Conducting controlled experiments is the best way of determining whether a site or app redesign would lead to improvements on key metrics. One barrier is the amount of time or resources it takes to run experiments. You may have a low traffic site, you may want to detect small differences in key metrics (i.e. fractions of a percent), or you may want to get experiment results faster. Here are some suggestions on how to run experiments more efficiently.

#1 – Filter out users who are not impacted by the change. For example, if you estimate that only 20% of users will see your redesign, you should include only these users (and exclude the remaining 80%) when testing for significance, which will reduce the number of users (and therefore time) needed for your experiment (see my earlier blog post).

#2 – Pick binary instead of continuous Key Performance Indicators (KPI). Binary KPIs are ones that can only be one of two values. Conversion would be an example – either the user converted (for e.g. made a purchase on your e-commerce site) or did not convert during the experiment period. Quite often, binary KPIs have a lower variance than continuous KPIs, making it easier to detect differences between the control and the treatment in binary than continuous KPIs.

The variance of binary KPIs can only take on a maximum value of 0.25 based on the variance formula p(1 – p) in which p = the proportion of users who converted.
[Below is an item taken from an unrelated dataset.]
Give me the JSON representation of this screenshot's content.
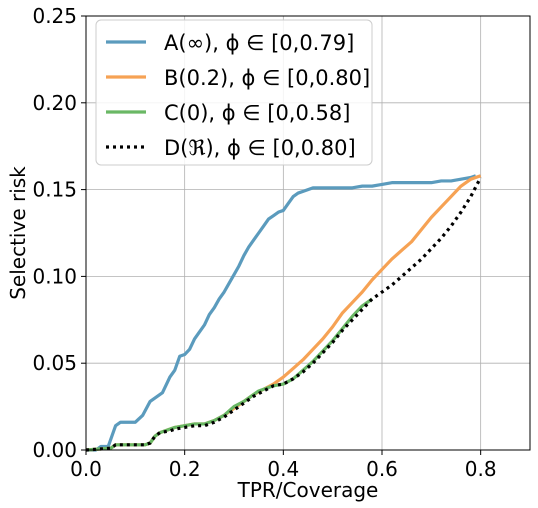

The variance will be 0.25 if 50% of your users convert. Any conversion rate higher or lower than 50% will result in a variance lower than 0.25. On the other hand, the variance of continuous KPIs (e.g. revenue generated per user) will often be much, much higher than just 0.25. The higher the variance, the bigger the sample size needed.

#3 – Run A/B experiments instead of Multivariate experiments. If you have a low traffic site (e.g. less than 30,000 visitors a month), forget about Multivariate testing. Even the simplest form of Multivariate experiments require 4 groups of users (1 control, 3 treatments), and without enough traffic, you won’t be able to detect differences. Run a simple A/B experiment instead, and make sure that the redesign in the treatment is quite different from the control to maximize the chances of detecting differences between the two variants.

#4 – Use Pre-Experiment Data to control for user differences. Let’s say you’re interested in comparing the control vs. the treatment on a continuous KPI – for example, visit frequency or visit duration per user. How users score on these KPIs will depend not just on whether they are in the control or the treatment (assuming that the treatment had an impact), but also on users themselves. Some users will visit your site more often or spend more time on your site than others for various reasons; these user differences make it harder to detect differences between your treatment and your control.

You can minimize user differences by using data on these users before they are assigned to control or treatment conditions (i.e. pre-experiment data) as a covariate in your analysis. For instance, you can look at visit frequency of your users over a 2-week period before your experiment as a measure of user differences in visit frequency, and control for that in your analyses when comparing visit frequency of your control vs. the treatments. According to the Bing Data Mining team at Microsoft, controlling for pre-experiment data as covariates can reduce the number of users needed for an experiment by 50%. (For more information, look up ANCOVA or Analysis of Covariance.)